Obamacare advocates argue that the tax on the uninsured need not be onerous to compel enrollment in health insurance. The mere existence of the tax is supposed to create an “aura of obligation” that magically convinces millions of Americans to sign up with expensive insurance coverage that is not in their self-interest. In other words, the mandate was supposed to create the perception that not buying health insurance was somehow “unlawful.” The CBO bought into this way of looking at the legislation and assumed that eventually large numbers of Americans would sign up for health insurance even though they could reduce their costs substantially by paying the tax instead and waiting to get health insurance until they need it.

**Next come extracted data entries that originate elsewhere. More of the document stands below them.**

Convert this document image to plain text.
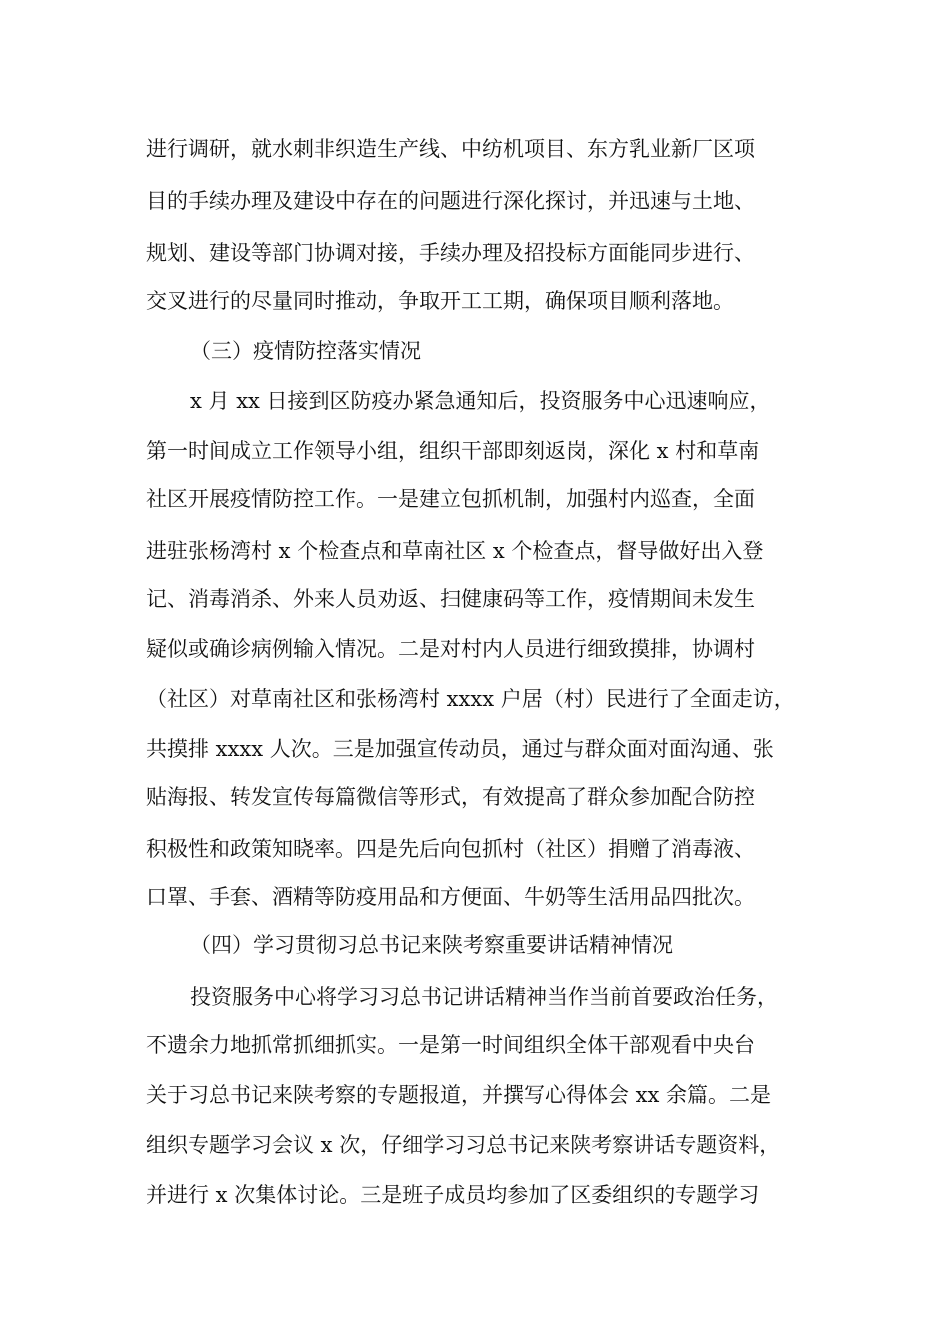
进行调研，就水刺非织造生产线、中纺机项目、东方乳业新厂区项
目的手续办理及建设中存在的问题进行深化探讨，并迅速与土地、
规划、建设等部门协调对接，手续办理及招投标方面能同步进行、
交叉进行的尽量同时推动，争取开工工期，确保项目顺利落地。
（三）疫情防控落实情况
x 月 xx 日接到区防疫办紧急通知后，投资服务中心迅速响应，
第一时间成立工作领导小组，组织干部即刻返岗，深化 x 村和草南
社区开展疫情防控工作。一是建立包抓机制，加强村内巡查，全面
进驻张杨湾村 x 个检查点和草南社区 x 个检查点，督导做好出入登
记、消毒消杀、外来人员劝返、扫健康码等工作，疫情期间未发生
疑似或确诊病例输入情况。二是对村内人员进行细致摸排，协调村
（社区）对草南社区和张杨湾村 xxxx 户居（村）民进行了全面走访，
共摸排 xxxx 人次。三是加强宣传动员，通过与群众面对面沟通、张
贴海报、转发宣传每篇微信等形式，有效提高了群众参加配合防控
积极性和政策知晓率。四是先后向包抓村（社区）捐赠了消毒液、
口罩、手套、酒精等防疫用品和方便面、牛奶等生活用品四批次。
（四）学习贯彻习总书记来陕考察重要讲话精神情况
投资服务中心将学习习总书记讲话精神当作当前首要政治任务，
不遗余力地抓常抓细抓实。一是第一时间组织全体干部观看中央台
关于习总书记来陕考察的专题报道，并撰写心得体会 xx 余篇。二是
组织专题学习会议 x 次，仔细学习习总书记来陕考察讲话专题资料，
并进行 x 次集体讨论。三是班子成员均参加了区委组织的专题学习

The CBO’s approach to estimating the effects of the mandate was always suspect, but it is even more so in the wake of the Supreme Court’s decision on Obamacare last year. The majority opinion of the Court makes it clear that Congress had no authority under the Constitution to create an obligation to purchase health insurance. All Congress could do was to create a legitimate choice between two perfectly legal options: either sign up for government-sanctioned health insurance or pay a tax. Both are equally legitimate — at least in the eyes of Chief Justice John Roberts. If this becomes the prevailing understanding of the mandate, then many millions of relatively healthy people will quite naturally pay the tax rather than sign up for coverage. The result will be far more uninsured in the future than the CBO currently estimates.
So despite all of the self-congratulatory rhetoric from the law’s advocates, there’s little prospect that Obamacare will actually deliver on “universal coverage.” Instead, it should be viewed for what it will likely become: a very expensive new health-entitlement program that the government will try to control like the other programs already on the books — with regulated prices. In the end, that approach will lead to the same problems with quality that plague Medicaid.
It doesn’t have to be this way. It is possible to construct a real universal insurance plan — with everyone in the country protected from the kind of high-cost medical event that insurance is intended for — without the onerous mandates, taxes, and regulations of Obamacare. What’s necessary is a truly functioning marketplace, with consumers, not the government, driving the allocation of resources. As more and more Americans see up close the failures and shortcomings of Obamacare, there will be renewed interest in pursuing such a commonsense plan.
— James C. Capretta is a senior fellow at the Ethics and Public Policy Center and a visiting fellow at the American Enterprise Institute.